The most recent example comes with Strange's statements about the impact of the Alabama Supreme Court's recent decision that forced a circuit judge to sign a search warrant for the VictoryLand casino in Macon County. Strange proclaimed in a press release that the ruling was a final determination that electronic bingo is illegal in Alabama and should "end the debate."
Strange's comments, to put it mildly, are a crock of barnyard excrement. How do we know? The words of the Alabama Supreme Court prove it. And those are the same justices who were willing to stretch the U.S. Constitution's Fourth Amendment past the breaking point to give "Big Luther" a search warrant.
First, let's consider Strange's full statement to the public about what the search-warrant ruling meant:
This decision should end the debate on whether so-called 'electronic bingo' is illegal. It is illegal and local officials cannot create rules to make it legal. The only question now is whether the Legislature will enact tough penalties so that people will think twice before they engage in large-scale slot-machine gambling in the future.
How far off base is the attorney general on this one? About as far off base as you can get, given that the ruling had almost nothing to do with the alleged illegality of electronic-bingo machines at VictoryLand--or anywhere else in Alabama. How do I know? Well, I read the Supreme Court's opinion, and I invite readers to do the same; it's available at the end of this post.
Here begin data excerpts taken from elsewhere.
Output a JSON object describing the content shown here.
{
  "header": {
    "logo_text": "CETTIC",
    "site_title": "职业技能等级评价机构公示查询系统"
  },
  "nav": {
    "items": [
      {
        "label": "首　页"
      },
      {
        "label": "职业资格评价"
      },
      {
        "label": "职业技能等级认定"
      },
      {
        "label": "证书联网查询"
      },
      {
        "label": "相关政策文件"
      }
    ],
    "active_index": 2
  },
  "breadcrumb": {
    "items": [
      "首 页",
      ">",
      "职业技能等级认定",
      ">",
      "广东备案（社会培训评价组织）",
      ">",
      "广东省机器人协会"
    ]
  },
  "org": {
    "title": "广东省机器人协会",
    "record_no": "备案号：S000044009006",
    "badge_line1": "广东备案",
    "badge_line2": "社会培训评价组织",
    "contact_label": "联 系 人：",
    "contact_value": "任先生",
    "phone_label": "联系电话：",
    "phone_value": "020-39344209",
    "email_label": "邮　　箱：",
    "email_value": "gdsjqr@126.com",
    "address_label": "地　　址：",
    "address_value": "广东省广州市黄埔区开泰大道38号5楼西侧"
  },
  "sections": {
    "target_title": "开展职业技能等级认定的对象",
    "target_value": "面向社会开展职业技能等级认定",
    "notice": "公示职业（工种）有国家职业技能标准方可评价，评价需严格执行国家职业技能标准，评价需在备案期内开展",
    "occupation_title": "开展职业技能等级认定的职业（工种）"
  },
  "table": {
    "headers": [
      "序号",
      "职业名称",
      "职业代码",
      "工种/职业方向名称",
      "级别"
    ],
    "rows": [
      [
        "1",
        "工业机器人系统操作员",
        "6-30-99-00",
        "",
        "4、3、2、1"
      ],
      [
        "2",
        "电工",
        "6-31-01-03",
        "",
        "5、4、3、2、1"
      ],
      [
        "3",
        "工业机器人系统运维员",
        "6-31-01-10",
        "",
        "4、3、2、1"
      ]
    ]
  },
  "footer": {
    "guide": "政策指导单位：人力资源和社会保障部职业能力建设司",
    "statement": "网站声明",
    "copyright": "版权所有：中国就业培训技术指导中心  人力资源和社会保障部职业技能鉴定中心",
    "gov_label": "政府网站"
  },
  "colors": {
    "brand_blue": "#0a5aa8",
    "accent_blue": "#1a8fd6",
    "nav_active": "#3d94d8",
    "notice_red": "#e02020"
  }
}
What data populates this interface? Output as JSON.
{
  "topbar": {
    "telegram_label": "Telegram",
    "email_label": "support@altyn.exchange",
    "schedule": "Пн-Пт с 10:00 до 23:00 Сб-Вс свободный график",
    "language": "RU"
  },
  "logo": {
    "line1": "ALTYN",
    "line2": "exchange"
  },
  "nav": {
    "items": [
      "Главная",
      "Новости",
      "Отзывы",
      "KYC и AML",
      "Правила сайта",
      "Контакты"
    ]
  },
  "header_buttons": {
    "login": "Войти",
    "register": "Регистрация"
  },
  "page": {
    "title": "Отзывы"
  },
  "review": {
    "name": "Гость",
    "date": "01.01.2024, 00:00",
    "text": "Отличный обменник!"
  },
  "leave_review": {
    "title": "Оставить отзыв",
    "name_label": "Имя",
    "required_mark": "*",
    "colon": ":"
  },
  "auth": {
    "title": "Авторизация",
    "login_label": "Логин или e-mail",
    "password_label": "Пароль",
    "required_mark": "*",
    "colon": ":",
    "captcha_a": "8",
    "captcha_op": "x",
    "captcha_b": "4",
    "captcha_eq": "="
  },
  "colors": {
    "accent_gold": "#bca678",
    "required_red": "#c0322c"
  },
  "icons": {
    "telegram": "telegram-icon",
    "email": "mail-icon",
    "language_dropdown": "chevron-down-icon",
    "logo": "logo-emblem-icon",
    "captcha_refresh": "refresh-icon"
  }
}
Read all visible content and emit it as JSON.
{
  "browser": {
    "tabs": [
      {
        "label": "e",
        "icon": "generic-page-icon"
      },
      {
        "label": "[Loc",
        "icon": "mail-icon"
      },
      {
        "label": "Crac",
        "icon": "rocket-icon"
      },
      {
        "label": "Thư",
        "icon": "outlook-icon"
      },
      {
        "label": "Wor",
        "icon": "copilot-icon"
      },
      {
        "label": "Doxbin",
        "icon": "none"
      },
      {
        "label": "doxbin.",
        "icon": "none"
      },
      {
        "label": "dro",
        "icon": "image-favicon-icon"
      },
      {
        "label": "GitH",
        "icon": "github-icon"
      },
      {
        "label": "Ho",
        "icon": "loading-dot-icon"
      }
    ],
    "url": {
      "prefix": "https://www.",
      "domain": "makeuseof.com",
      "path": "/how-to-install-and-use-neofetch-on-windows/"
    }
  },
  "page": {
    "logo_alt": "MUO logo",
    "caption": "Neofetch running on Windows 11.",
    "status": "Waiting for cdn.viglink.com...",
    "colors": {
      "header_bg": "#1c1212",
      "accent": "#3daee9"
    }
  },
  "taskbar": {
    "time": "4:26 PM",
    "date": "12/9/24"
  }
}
Ironically, one reason the high court issued a writ of mandamus in the case is that it found Circuit Judge Thomas Young erred when he claimed the attorney general's office essentially was asking him to declare the VictoryLand machines illegal. In fact, the Supreme Court found, the issue was whether probable cause existed for a search warrant--nothing more, nothing less. From page 40 of the text:
Judge Young errs as a matter of law in refusing to issue the warrant in this case on the ground that to do so would be "in essence ... declaring these machines to be illegal." The quoted premise is incorrect. The issuance of a search warrant does not constitute a binding adjudication that an offense has occurred or a binding declaration that an activity or item is illegal. It is only a determination for purposes of the issuance of the search warrant.
The Supreme Court did not stop there. It explained that its ruling was not a finding that VictoryLand's activities were illegal--and it certainly was not a determination about electronic bingo in general:
As explained in Marshall v. Herndon, discussed supra, the issuance of a search warrant is not binding on either the court itself or the parties in an ensuing criminal case in which the defendant wishes to question whether an activity or item is illegal. See also, e.g., United States v. Del Valle, 587 F.2d 699, 701(5th Cir. 1079) (explaining that decision whether to issue search warrant is limited to the question of the issuance of the warrant and does not dispose of the issue whether the defendant did in fact commit the alleged crime).
Let's boil this down to its essence and compare the statements of Luther Strange to those of the Alabama Supreme Court:
Luther Strange: This decision should end the debate on whether so-called 'electronic bingo' is illegal. It is illegal and local officials cannot create rules to make it legal.
Alabama Supreme Court: The issuance of a search warrant does not constitute a binding adjudication that an offense has occurred or a binding declaration that an activity or item is illegal.
If you live in Alabama and sense an odd sensation in your hindquarters, it's probably because Luther Strange is blowing smoke up your rectum.
We have shown, beyond a doubt, that Alabama's chief law-enforcement officer is willing to lie to gain a public-relations edge in the battle over electronic bingo. Why does Strange need a public-relations edge? Probably because even he realizes the machines at VictoryLand are legal, based on a constitutional amendment allowing electronic bingo in Macon County.
A reasonable Alabamian should ask this question: If Luther Strange is willing to lie in an official press release about the Supreme Court's actions, what else is he lying about? How deep does Luther Strange's dishonesty go?